Basically the line-breaking is done by
HTMLClueFlow::calcSize(). It lays out the text line by line. It collects 
"run"'s of objects. A "run" is a sequence of objects with no white-space 
inbetween them. If a run is complete it is checked whether the width of the 
run fits the current line. If it fits another run is made until no more run 
can be added: the line is full. The last run which didn't fit anymore on 
the line is rejected.

If we have line consisting og a set of run's which fit the current width 
of the HTMLClueFlow we have to check whether the total available space at 
the point where we are expecting the text is indeed enough for our line.

This seems redundant but although the width of the Clue is big enough to 
hold the line it can be that a floating images is right beneath us and that 
we therefor have not enough space for the height of the line. If this is the 
case we ask for a new position (further down in the Clue) which provides 
enough height for our line. Since this position may have a different width, we 
throw away our line and start making a new line given the new width.
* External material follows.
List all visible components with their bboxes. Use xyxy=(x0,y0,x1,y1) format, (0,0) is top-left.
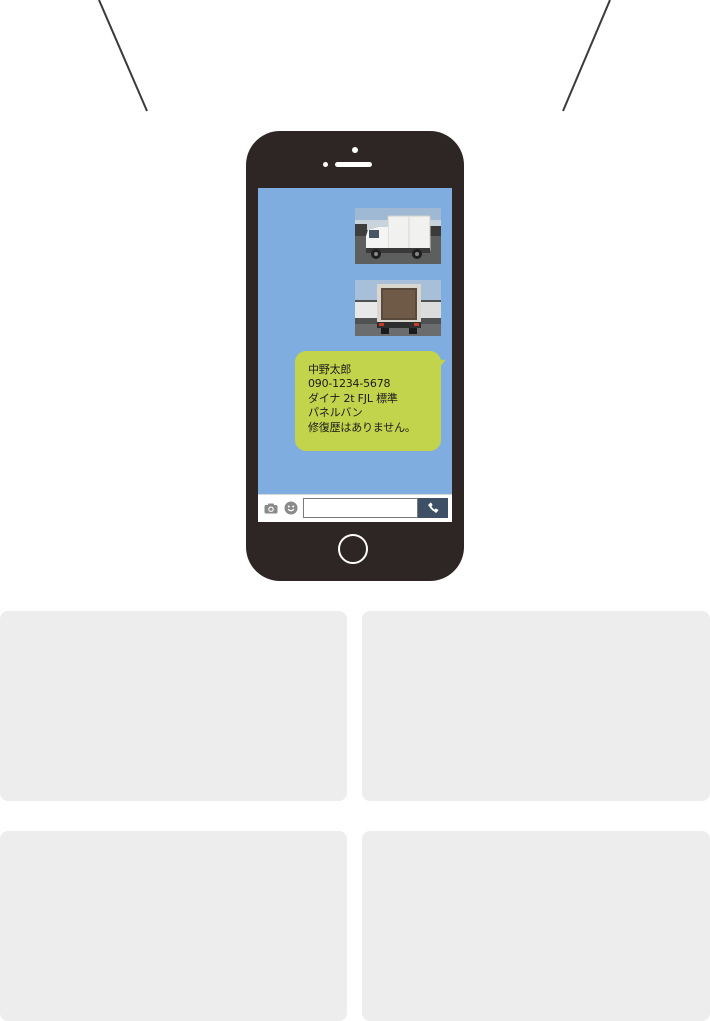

This isn't very efficient but it shouldn't occur too often.


Text layout using fitLine().
============================

The text-layout algorithm mentioned above assumes that all objects (making 
up the runs) have a fixed width wich can't be changed. The HTMLTextSlave
objects however, can break themselve up in multiple HTMLTextSlave objects.

The fitLine() call is a hint to the HTMLTextSlave object to break itself up
if necassery. After it has done so (or if it chooses not to do so) the 
HTMLTextSlave is further treated by the text-layout algorithm as a normal 
fixed size object. 

For efficiency the fitLine() function returns some information to the 
text-layout algorithm. If HTMLTextSlave has broken itself up it makes no 
sense to try to add more objects to that line. The next object will be the 
remaining part of the HTMLTextSlave, if it would have fitted, the original 
HTMLTextSlave would had splitted in the first place. So if HTMLPartialFit 
is returned, this is a hint to the layout-algorithm that with thi HTMLTextSlave 
the line is full and that it doesn't need to try to add more objects to that 
line.
 
Another possibily is that the HTMLTextSlave sees no way to break itself so 
that it fits the available space. In that case it does no further attempt
and returns HTMLNoFit to the layout algorithm. This is an indication that the
run the HTMLTextSlave is part of, will not fit the available space and that it
is useless to try any further.

An exception to this rule is the case where this run is the first run of the 
line. In that case the HTMLTextSlave should make itself as small as possible. 
The resulting run will then not fit within the width of the current line. 
However, another position for the text is searched where the line does fit. 

If such a position is not found the widest available position is choosen. 
In this case the text will overflow the Clue borders. This should only be 
possible to happen if the width of the Clue didn't take (for some reason 
or the other) the minimumWidth of its contents into account.